Coker didn't divulge any of the Hurricanes game plan for the Seminoles. But it's not to difficult to imagine that the Seminoles defense will have to deal with a heavy load of UM sophomore running back Willis McGahee, who has been the most consistent player on offense all season. McGahee leads the Hurricanes with 640 rushing yards and 10 touchdowns.

After just 60 yards against Florida A&M in the season opener, McGahee torched the Florida Gators defense for 204 yards on 24 carries. He followed that performance up with consecutive 100-yard rushing games in victories over Temple and Boston College. Last week in Miami's 48-14 victory over Connecticut, McGahee ran for 107 yards and three touchdowns on 11 carries. McGahee also has nine receptions for 139 yards.

"Obviously, Willis is a big part of this football team," said Coker.

But I'm sure Florida State is going to be prepared to combat that. We have to pick out spots and put Willis in the best situations possible."

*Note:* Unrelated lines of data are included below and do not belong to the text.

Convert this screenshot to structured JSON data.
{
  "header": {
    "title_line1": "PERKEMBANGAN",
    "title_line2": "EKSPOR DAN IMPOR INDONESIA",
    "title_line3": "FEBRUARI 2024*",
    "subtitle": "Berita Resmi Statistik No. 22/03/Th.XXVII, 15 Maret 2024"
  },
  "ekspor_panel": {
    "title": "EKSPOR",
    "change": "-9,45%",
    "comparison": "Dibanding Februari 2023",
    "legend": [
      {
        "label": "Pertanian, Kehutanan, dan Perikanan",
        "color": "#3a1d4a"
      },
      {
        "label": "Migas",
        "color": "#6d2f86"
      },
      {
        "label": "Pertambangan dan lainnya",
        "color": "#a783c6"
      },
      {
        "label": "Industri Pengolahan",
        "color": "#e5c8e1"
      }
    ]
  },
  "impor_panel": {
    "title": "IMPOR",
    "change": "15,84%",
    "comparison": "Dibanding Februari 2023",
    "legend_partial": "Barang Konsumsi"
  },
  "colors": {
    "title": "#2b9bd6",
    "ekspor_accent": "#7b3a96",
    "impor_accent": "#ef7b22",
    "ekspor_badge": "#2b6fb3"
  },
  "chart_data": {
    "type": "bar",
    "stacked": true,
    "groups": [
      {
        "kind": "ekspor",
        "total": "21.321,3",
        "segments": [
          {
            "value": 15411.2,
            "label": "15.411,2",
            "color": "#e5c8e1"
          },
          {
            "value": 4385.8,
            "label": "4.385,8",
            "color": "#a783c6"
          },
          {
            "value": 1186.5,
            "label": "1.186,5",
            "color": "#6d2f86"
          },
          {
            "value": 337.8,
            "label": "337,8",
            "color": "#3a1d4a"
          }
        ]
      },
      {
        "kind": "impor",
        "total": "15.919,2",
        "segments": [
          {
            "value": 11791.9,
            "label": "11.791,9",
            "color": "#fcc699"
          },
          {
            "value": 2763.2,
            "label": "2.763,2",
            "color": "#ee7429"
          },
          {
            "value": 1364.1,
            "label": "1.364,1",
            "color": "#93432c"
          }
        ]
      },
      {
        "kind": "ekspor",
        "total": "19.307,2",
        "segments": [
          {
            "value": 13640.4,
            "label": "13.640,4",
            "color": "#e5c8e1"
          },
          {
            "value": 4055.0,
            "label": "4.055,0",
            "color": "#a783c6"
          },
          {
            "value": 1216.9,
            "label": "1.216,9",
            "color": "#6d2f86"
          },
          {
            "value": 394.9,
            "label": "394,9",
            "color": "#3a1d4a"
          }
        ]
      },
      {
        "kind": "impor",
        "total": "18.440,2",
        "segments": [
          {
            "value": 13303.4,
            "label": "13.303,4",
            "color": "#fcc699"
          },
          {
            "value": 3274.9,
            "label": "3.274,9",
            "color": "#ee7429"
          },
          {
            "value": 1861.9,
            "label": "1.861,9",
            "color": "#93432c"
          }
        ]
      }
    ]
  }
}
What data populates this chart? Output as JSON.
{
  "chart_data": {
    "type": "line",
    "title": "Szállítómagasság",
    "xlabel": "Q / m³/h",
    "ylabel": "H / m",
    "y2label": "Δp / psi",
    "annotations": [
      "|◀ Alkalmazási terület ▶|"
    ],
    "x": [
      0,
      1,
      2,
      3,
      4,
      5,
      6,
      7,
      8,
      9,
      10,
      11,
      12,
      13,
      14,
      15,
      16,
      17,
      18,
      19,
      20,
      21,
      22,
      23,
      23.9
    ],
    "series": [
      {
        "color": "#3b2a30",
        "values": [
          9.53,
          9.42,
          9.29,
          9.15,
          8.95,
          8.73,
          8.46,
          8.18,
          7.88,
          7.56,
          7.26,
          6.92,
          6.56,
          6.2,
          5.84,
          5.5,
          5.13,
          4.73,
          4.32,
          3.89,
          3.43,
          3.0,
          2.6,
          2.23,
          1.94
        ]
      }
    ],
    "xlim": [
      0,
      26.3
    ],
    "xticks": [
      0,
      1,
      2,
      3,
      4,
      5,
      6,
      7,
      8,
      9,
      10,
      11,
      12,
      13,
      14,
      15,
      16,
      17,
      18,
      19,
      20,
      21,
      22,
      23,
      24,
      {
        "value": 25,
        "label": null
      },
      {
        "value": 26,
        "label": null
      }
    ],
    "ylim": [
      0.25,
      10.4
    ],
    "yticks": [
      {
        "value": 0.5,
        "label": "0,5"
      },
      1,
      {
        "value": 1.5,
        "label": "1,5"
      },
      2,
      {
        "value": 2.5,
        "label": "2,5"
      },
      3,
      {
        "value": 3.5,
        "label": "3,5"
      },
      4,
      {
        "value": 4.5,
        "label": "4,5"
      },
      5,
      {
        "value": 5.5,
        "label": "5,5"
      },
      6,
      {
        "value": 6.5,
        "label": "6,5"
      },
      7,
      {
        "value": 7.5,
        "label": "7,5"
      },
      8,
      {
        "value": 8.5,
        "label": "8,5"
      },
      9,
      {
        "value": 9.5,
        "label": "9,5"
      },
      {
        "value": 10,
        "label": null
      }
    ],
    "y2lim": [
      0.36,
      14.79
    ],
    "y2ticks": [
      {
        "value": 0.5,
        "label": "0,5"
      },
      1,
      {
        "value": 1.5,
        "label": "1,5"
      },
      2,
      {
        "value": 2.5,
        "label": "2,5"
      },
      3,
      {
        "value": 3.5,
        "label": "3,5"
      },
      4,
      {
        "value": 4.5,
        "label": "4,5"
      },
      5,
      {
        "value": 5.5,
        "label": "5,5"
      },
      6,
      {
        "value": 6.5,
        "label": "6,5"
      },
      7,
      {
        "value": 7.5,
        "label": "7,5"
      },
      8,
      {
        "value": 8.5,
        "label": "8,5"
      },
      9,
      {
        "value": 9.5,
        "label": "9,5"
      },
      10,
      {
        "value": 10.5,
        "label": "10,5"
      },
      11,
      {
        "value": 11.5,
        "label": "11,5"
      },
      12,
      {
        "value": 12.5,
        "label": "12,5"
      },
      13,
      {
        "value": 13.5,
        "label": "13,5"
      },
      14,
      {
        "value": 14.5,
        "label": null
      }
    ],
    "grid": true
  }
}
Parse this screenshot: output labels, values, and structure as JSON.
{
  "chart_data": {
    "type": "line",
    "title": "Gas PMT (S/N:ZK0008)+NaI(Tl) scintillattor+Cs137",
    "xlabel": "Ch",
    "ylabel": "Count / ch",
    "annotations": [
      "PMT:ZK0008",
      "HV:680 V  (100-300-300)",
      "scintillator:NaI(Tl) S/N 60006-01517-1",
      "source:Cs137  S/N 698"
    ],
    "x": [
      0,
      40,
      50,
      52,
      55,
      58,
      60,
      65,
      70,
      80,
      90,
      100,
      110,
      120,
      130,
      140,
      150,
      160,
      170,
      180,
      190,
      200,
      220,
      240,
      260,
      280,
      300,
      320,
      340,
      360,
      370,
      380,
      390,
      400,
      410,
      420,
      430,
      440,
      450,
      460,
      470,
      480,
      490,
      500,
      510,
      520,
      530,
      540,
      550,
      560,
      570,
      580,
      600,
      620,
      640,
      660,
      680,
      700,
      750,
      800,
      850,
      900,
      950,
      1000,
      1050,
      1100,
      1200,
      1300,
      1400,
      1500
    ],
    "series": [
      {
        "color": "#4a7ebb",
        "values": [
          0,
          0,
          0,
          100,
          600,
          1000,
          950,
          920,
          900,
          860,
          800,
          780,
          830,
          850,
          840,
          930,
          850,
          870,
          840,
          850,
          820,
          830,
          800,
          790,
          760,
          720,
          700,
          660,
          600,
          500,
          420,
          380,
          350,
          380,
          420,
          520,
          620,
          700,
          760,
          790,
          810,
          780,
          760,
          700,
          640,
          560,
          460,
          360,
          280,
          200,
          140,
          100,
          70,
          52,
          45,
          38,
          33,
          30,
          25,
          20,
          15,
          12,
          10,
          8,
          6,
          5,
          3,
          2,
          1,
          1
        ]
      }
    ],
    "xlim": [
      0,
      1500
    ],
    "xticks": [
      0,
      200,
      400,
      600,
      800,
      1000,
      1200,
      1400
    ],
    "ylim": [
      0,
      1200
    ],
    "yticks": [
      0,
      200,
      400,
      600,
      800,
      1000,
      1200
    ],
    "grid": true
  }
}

Coker is also preparing to see how the Hurricanes can contain FSU running back Greg Jones, who is averaging 105.5 rushing yards per game and the leads the Atlantic Coast Conference in the category. Jones is coming off a 165-yard game against Clemson. Florida State will likely ride Jones considering the uncertainty of Rix. Rix (78 for 136, 1,085 passing yards) has encountered trouble reading defensives and finding open receivers this season.

Coker is concerned about what Jones is capable of doing.

"I think it's a major concern," said Coker. "I think they're a mirror image of us, or what we try to be. I watched the Clemson game, and they couldn't tackle him. He just ran through the entire team, it seemed like. I know the Clemson coach (Tommy Bowden) said at halftime that they needed to tackle him, but they didn't get it done. It's a real concern."